La formule schématise les conclusions auxquelles Lamonde est arrivé après 20 ans de travaux en histoire socioculturelle et intellectuelle du Québec. L’identité québécoise (Q) est un composé dans lequel on retrouve moins de tradition française qu’on se plaît à s’en convaincre (- F), un plus grand héritage britannique qu’on est prêt à le reconnaître (+ GB), beaucoup plus d’éléments états-uniens qu’on veut l’admettre (+ USA2), moins d’influence du catholicisme romain (- R) que le clergé a cherché à nous le faire croire, et plus d’aspects en commun avec le reste du Canada (+ C) qu’il n’y semble à première vue!

(…) La question de “L’américanité du Québec” occupe d’ailleurs près de la moitié de l’ouvrage. Au fil d’une démonstration remarquable de clarté et d’érudition (…), Lamonde dévoile l’ambivalence de notre rapport à la culture états-unienne: nous affirmons la détester, mais nous ne cessons cependant pas de nous en délecter! Cette relation s’est structurée au tournant du XXe siècle, nous apprend l’historien, alors qu’“un clivage social s’est instauré dans la culture nationale du Québec: les élites du pouvoir et du savoir trouvaient leur modèle d’identité en France, de l’autre côté de l’Atlantique; les milieux populaires et la classe moyenne participaient de la réalité nord-américaine, continentale”.

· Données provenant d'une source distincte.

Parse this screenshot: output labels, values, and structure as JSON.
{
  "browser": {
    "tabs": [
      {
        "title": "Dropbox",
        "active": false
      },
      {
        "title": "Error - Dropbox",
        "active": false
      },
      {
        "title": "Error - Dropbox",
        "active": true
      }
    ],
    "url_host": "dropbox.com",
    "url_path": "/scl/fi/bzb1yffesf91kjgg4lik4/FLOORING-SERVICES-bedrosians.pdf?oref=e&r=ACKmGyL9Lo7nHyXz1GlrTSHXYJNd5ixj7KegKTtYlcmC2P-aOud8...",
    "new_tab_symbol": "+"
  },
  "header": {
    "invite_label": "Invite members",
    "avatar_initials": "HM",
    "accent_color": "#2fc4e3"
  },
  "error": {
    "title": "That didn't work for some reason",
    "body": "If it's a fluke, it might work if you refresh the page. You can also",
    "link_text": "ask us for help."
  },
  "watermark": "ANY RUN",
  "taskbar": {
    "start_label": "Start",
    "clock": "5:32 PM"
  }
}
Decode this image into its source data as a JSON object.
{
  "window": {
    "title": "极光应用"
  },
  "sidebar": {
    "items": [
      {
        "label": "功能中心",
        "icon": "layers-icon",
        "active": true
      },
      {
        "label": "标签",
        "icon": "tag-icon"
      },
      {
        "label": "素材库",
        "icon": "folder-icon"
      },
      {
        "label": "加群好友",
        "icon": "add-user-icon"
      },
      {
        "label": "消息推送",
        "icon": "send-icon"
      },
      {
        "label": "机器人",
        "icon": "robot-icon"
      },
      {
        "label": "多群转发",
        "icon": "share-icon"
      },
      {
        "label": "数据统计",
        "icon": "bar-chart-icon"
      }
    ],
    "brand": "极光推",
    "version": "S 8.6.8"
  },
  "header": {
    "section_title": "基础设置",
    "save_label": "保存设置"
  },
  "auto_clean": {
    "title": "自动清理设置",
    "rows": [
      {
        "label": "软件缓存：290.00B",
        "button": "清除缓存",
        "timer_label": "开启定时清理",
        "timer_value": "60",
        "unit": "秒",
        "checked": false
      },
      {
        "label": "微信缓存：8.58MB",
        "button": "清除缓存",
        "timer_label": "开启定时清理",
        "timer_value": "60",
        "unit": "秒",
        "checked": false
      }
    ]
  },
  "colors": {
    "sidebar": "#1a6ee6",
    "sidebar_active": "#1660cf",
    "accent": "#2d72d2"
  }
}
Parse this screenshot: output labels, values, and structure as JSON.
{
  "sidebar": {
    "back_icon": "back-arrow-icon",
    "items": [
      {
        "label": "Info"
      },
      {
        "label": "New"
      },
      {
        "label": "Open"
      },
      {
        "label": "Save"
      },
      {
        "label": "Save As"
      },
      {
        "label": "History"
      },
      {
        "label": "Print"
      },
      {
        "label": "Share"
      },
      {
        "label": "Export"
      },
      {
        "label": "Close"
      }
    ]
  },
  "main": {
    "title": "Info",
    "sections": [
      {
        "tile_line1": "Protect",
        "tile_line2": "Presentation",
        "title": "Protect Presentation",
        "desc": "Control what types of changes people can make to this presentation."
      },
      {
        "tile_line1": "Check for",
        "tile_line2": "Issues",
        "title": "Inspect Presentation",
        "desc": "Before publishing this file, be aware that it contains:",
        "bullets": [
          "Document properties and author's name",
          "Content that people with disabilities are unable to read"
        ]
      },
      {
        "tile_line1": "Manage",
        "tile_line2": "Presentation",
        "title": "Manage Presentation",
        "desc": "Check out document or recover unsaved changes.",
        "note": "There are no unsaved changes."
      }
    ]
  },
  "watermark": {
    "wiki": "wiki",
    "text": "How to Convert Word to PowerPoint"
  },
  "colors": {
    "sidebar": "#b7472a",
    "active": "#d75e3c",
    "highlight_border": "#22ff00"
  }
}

Voir, Pierre Monette, juin 2001 : “Allégeances et dépendances : Réponse de Normand”.

En France, je me croyais en terrain sûr, en tant qu’amoureuse de la culture française, de passionnée de leur vie politique, d’accro à leurs débats… Mais sur place, je me suis retrouvée spectatrice, incapable d’intégrer cette manière de tout polariser et de beaucoup intellectualiser. Nous avons le français en partage, mais quoi d’autre dans la manière de vivre ?

À Londres, le choc fut inverse… et puissant pour une souverainiste ! Tout m’était familier : de la bouffe du petit-déjeuner à l’heure des repas en passant par les institutions politiques et médiatiques… Certes, l’accent britannique est à conquérir, mais la population est d’une telle amabilité. Étais-je donc une Brit qui s’ignore ? J’ai compris que non quand j’ai pu mesurer le poids des classes sociales, très marquées en Grande-Bretagne, dont nous n’avons pas idée au Québec.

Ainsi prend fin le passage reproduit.